Menurut Mujib, untuk menuju status baru Jakarta sebagai Kota Global, maka keberadaan TIM sangat strategis. Untuk itu perlu ditumbuhkan ekosistem berkesenian yang sehat di lingkungan TIM dengan melibatkan seniman secara aktif.

“Seniman harus menjadi subyek dari semua kebijakan yang menyangkut TIM,” tegas Mujib.

Menanggapi hal itu, Arif Rahman mengatakan, pihaknya hanya melaksanakan kewajiban yang diperintahkan oleh pemda. Arif mengingatkan, dalam membuat kebijakan, pemda telah menyerap aspirasi para seniman. Salah satunya dengan hadirnya Badan Layanan Umum Daerah (BLUD) PKJ TIM.

“Konsekuensi dari BLUD adalah mencari pendapatan, di mana pendapatan itu digunakan untuk membiayai kegiatan dan perawatan fasilitas di lingkungan PKJ TIM,” terang Arif.

Arif mendukung upaya Dewan kesenian Jakarta (DKJ) yang ingin kembali ke khittahnya sebagai pihak yang memberikan masukan dan melakukan kurasi terhadap kegiatan kesenian di lingkungan PKJ TIM seperti disampaikan Imam Ma’arif.

Penyair Giyanto Subagio membacakan puisinya dalam acara HUT TIM di Posko #saveTIM.

Sementara Riri Satria menekankan pentingnya melibatkan stakeholders yang kuat untuk membangun pusat kesenian seperti di Paris dan Ubud. Menurut pakar ekonomi digital dan teknologi informasi itu, Ubud Writers and Readers Festival (UWRF) dapat dijadikan benchmark untuk membangun ekosistem berkesenian di Indonesia, khususnya Jakarta.

“Dulu mungkin TIM yang menjadi tolok-ukur kesenian di Indonesia, bahkan Asia Tenggara. Namun sekarang, apalagi pasca revitalisasi, TIM telah kehilangan marwahnya sebagai pusat kesenian yang disegani,” tutur Riri.

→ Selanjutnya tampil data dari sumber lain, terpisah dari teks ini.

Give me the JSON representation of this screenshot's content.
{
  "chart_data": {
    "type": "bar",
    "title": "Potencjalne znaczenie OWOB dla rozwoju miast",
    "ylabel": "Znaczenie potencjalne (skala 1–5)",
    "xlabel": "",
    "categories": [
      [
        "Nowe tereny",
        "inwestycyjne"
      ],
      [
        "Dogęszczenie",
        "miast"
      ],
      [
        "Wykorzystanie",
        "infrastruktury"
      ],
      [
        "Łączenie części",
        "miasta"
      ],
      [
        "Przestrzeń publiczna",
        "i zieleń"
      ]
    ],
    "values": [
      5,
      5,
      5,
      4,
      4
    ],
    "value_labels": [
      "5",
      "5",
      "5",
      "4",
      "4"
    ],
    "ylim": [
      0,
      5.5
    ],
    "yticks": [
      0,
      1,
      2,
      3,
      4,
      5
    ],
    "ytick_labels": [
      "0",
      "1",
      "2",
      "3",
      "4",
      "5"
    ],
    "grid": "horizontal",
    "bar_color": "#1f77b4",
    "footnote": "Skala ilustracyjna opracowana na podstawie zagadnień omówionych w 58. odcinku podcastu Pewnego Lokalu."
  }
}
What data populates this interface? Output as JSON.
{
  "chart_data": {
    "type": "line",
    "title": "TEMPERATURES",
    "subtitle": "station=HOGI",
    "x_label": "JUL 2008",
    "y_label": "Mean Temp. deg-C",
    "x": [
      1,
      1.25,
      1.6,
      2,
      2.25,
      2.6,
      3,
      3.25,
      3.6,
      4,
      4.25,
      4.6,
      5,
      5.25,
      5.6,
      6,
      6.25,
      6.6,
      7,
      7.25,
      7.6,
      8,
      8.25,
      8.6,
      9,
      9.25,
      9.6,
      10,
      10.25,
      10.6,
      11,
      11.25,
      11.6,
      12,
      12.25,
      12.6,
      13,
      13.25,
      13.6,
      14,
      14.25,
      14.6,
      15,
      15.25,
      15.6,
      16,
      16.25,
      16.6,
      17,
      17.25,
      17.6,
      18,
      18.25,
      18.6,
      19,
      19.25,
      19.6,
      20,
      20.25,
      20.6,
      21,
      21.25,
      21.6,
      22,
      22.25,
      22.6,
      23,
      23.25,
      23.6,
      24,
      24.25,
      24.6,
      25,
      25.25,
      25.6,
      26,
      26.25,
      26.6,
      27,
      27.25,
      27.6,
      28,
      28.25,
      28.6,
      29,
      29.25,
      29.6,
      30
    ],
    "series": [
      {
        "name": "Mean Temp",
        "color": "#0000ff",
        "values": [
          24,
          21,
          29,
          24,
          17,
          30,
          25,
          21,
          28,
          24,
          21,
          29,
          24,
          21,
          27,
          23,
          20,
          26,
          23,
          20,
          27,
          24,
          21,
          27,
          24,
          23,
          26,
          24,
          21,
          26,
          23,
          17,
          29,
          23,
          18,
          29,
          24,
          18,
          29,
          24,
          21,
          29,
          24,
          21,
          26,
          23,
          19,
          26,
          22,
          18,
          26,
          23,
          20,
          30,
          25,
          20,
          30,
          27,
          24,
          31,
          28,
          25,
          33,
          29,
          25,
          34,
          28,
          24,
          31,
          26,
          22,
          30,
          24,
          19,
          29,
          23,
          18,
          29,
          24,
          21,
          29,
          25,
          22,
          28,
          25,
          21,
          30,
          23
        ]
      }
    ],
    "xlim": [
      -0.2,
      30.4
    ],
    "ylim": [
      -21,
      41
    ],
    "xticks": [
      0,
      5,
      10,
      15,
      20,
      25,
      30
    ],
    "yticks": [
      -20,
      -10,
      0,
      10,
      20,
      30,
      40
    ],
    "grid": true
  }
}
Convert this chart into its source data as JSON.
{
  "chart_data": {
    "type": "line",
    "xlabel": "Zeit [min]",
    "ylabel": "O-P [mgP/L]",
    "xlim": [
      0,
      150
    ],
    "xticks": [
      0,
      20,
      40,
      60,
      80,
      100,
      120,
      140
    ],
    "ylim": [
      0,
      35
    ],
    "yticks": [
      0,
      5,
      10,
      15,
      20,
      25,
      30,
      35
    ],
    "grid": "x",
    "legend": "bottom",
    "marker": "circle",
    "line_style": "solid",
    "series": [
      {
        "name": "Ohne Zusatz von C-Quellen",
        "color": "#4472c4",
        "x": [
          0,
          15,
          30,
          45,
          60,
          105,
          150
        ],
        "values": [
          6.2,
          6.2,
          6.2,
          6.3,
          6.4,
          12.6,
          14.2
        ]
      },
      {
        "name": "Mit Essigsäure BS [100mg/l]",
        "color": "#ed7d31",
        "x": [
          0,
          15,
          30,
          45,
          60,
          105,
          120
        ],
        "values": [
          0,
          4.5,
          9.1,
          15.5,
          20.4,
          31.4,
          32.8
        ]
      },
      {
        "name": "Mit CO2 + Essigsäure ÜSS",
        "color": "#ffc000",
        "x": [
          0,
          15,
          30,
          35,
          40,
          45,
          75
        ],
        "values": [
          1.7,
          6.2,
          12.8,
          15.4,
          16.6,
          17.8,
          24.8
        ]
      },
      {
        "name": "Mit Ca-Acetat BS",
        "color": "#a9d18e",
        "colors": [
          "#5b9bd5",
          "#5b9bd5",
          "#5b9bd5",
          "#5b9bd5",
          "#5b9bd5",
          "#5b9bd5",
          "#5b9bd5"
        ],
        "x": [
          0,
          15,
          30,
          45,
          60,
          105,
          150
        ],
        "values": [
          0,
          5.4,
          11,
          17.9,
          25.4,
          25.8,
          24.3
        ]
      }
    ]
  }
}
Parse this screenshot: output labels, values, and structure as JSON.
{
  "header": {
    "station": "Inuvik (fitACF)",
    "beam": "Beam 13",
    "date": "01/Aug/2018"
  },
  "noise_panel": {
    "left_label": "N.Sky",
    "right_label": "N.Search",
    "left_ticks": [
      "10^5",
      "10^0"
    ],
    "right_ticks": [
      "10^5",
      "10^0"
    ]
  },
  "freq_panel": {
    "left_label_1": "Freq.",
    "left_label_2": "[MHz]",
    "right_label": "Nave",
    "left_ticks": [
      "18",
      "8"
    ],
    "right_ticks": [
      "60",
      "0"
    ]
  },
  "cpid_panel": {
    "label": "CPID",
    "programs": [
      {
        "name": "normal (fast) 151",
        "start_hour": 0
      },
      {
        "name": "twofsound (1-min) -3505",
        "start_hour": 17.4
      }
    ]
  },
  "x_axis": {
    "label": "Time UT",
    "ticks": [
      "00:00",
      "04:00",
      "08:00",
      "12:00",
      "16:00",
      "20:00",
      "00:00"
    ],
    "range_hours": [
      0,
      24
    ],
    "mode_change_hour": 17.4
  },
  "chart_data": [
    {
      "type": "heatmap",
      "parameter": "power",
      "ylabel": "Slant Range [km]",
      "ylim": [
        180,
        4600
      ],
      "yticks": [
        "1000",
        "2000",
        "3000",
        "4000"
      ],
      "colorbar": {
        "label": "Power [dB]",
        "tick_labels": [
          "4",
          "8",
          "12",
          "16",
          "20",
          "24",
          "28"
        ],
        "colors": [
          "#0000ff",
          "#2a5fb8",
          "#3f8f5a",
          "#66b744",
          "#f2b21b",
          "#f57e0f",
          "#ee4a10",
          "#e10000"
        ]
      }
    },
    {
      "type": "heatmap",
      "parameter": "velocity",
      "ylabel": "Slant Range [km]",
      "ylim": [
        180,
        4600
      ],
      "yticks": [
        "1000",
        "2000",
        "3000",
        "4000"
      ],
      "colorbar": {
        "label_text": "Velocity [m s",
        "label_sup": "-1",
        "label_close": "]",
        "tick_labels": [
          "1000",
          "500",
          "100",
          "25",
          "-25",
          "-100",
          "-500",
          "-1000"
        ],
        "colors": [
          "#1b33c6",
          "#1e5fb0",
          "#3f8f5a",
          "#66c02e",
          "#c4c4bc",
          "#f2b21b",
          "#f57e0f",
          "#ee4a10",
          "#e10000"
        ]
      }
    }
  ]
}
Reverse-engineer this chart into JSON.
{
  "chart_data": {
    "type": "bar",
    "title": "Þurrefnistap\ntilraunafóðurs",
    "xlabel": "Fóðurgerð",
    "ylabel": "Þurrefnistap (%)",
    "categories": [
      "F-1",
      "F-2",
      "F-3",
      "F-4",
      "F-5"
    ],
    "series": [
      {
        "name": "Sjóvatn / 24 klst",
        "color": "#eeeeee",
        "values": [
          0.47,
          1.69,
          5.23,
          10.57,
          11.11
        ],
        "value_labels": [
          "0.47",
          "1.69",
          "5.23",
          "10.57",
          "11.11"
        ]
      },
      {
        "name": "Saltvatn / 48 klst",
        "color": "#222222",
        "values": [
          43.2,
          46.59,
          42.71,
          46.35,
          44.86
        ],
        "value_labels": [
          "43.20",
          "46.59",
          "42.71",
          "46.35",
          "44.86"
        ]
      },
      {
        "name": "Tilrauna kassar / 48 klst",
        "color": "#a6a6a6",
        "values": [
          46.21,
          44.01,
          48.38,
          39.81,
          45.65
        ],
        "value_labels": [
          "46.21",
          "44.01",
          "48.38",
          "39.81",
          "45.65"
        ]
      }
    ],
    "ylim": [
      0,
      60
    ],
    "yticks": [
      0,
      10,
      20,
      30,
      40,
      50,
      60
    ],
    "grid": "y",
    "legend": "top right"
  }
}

Untuk mengembalikan TIM seperti dulu, menurut Riri, tidak mudah karena PT Jakpro sebagai pengelola aset terbesar TIM saat ini, harus mengejar pendapatan untuk mengembalikan dana revitalisasi sebesar Rp 1,4 triliun yang bersumber dari dana Pemulihan Ekonomi Nasional (PEN).

“Yang bisa dilakukan seniman saat ini adalah menekan agar Jakpro, dan juga UP PKJ TIM, agar dalam operasionalnya senantiasa melibatkan seniman yang selama ini berkegiatan di TIM. Silakan Jakpro mencari keuntungan, tetapi jangan dengan menafikan keberadaan seniman sebagai pemilik sah kawasan TIM,” tegas Riri.

Sebelumnya Ketua Panitia David Karo-karo mengatakan pihaknya sengaja menggelar diskusi terbuka dengan tujuan agar para seniman dapat menyampaikan unek-unek dan pemikirannya terkait kondisi TIM saat ini.

“Daripada kita ngobrol di warung kopi, lebih baik sampaikan langsung kepada PKJ TIM dan DKJ. Terlebih saat ini momennya tetap yakni dalam rangka perayaan HUT TIM ke 56,” terang David.